Auf sozialen Netzwerken bekommt man den Eindruck, wir steuerten in eine gewisse dunkle Zukunft: einen transhumanistischen Albtraum. Mit diesem Artikel möchte ich dagegenhalten.
Dieses Jahrhundert hat uns die KI gebracht, wie die Steinzeit das Feuer. Sie wird bleiben. Ich lehne verbitterten Kulturpessimusmus ab ("Das böse Feuer, Teufelszeug!") und wage, ganz im Sinne Hegels, einen moderat-positiven Blick auf die Menschheitsgeschichte.
Dabei beziehe ich mich auf seine Vorstellung, die Zivilisation würde durch dialektische Veränderungsprozesse stets ein Stück vorangebracht werden.

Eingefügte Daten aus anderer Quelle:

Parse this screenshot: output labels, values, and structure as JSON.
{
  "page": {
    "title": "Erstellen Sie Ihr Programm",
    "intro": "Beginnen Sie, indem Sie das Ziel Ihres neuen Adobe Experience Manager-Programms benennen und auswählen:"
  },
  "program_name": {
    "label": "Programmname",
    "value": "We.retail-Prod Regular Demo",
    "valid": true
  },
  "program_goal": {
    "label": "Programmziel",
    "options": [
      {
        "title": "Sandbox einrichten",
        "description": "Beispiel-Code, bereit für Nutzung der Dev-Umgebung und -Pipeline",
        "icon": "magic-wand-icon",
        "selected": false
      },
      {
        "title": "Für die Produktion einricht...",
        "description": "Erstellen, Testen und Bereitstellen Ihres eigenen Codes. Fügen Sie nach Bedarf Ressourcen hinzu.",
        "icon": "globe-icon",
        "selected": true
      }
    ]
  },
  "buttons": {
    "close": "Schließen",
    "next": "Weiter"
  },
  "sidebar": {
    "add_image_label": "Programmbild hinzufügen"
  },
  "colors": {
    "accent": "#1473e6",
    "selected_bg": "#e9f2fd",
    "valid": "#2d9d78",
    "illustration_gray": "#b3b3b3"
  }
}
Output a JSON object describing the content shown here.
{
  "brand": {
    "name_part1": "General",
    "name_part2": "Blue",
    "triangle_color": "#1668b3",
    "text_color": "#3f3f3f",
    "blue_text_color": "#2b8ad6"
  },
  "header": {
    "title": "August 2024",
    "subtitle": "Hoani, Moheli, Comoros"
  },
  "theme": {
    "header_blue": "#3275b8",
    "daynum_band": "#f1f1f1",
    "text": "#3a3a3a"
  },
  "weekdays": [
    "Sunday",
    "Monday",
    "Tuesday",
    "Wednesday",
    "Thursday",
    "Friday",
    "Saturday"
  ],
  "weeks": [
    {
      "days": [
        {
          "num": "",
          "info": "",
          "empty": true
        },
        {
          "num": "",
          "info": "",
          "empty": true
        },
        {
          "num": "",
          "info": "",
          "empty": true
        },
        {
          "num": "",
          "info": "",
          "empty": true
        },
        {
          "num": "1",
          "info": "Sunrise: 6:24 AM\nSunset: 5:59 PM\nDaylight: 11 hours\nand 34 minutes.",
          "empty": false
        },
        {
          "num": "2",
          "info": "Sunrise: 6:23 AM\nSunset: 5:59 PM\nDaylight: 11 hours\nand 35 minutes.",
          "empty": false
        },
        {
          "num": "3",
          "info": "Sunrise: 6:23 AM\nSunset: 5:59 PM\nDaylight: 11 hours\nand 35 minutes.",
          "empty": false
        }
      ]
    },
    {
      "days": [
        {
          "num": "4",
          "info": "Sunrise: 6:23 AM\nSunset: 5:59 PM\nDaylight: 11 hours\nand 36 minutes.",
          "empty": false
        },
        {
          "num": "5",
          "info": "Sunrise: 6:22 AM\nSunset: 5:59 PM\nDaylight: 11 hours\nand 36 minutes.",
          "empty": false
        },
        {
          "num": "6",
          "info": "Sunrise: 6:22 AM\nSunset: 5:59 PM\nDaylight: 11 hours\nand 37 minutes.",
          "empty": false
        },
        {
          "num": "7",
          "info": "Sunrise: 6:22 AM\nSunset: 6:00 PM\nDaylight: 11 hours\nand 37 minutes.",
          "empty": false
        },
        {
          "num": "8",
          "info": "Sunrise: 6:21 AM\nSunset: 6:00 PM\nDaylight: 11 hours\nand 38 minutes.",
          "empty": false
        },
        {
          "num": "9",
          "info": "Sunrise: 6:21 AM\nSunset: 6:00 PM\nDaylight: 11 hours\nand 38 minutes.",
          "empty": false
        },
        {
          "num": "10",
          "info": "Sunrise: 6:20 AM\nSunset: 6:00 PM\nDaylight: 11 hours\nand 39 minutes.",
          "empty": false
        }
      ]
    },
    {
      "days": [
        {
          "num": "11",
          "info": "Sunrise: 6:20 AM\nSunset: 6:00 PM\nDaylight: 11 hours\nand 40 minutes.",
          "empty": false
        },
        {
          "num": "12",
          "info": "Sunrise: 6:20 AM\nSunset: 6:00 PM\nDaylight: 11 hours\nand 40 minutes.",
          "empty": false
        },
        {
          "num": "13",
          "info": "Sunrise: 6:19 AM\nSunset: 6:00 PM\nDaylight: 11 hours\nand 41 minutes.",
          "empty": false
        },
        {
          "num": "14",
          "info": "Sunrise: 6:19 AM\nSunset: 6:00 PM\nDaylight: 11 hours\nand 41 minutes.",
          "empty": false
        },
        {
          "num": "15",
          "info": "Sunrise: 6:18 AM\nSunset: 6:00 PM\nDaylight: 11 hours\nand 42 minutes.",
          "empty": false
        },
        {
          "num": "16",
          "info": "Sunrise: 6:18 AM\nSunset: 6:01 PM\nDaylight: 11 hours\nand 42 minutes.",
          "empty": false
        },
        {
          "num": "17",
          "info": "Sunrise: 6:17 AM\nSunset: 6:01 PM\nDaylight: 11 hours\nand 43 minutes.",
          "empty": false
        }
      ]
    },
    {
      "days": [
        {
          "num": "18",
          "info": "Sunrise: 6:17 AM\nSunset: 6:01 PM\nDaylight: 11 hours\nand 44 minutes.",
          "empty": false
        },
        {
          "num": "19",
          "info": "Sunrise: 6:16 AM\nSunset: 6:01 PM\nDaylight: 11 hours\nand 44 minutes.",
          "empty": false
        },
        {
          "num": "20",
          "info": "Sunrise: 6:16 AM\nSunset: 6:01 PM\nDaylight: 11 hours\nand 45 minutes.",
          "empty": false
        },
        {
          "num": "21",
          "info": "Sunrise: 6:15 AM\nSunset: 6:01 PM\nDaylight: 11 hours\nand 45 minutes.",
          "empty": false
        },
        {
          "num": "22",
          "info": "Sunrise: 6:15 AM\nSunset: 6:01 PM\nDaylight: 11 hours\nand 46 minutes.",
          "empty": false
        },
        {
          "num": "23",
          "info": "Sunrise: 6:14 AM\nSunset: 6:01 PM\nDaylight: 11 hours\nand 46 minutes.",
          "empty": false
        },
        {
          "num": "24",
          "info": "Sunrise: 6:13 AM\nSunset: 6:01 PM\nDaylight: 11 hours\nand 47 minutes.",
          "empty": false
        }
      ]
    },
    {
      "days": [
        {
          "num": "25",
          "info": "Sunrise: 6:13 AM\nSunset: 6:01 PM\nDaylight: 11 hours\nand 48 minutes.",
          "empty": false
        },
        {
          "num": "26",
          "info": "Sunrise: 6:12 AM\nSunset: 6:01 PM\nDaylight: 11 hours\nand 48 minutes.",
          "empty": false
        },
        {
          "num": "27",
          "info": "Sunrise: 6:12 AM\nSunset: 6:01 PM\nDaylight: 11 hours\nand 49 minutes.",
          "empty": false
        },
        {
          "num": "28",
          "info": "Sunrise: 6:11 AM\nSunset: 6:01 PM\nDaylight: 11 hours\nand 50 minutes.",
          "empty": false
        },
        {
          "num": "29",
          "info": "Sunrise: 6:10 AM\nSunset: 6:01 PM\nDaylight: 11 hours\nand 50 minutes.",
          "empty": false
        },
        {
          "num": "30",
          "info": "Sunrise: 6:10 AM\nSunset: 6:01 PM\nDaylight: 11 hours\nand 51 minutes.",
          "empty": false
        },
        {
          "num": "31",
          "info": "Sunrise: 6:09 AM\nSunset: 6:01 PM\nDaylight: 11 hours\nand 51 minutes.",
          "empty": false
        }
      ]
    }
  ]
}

Die derzeit spürbaren Reibungen, die das Zeitalter ubiquitärer Digitalität mit sich bringt, sind demnach nicht ausschließlich solche Reibungen, sondern auch Korrektive.
Dies soll das abschließende Zitat des Medienwissenschaftlers Norbert Bolz zum Ausdruck bringen:
Je besser die KI wird, desto wichtiger wird gesunder Menschenverstand.
PS: Hier noch ein Einschub für jene Leser, die mit dem Modell der "Spiral Dynamics" der menschlichen Bewusstseinsentwicklung vertraut sind: Bewusstseinsentwicklung findet individuell (Mensch) und kollektiv (z.B. Kunstgeschichte, zivilisatorischer Fortschritt) statt. Das reifende, sich im Spiegel erkennende Kind, ist nichts anderes als eine beginnende Selbstreferentialität. Mit ihr beginnt auch beim Kind das Ausprobieren und das Spiel mit Rollen.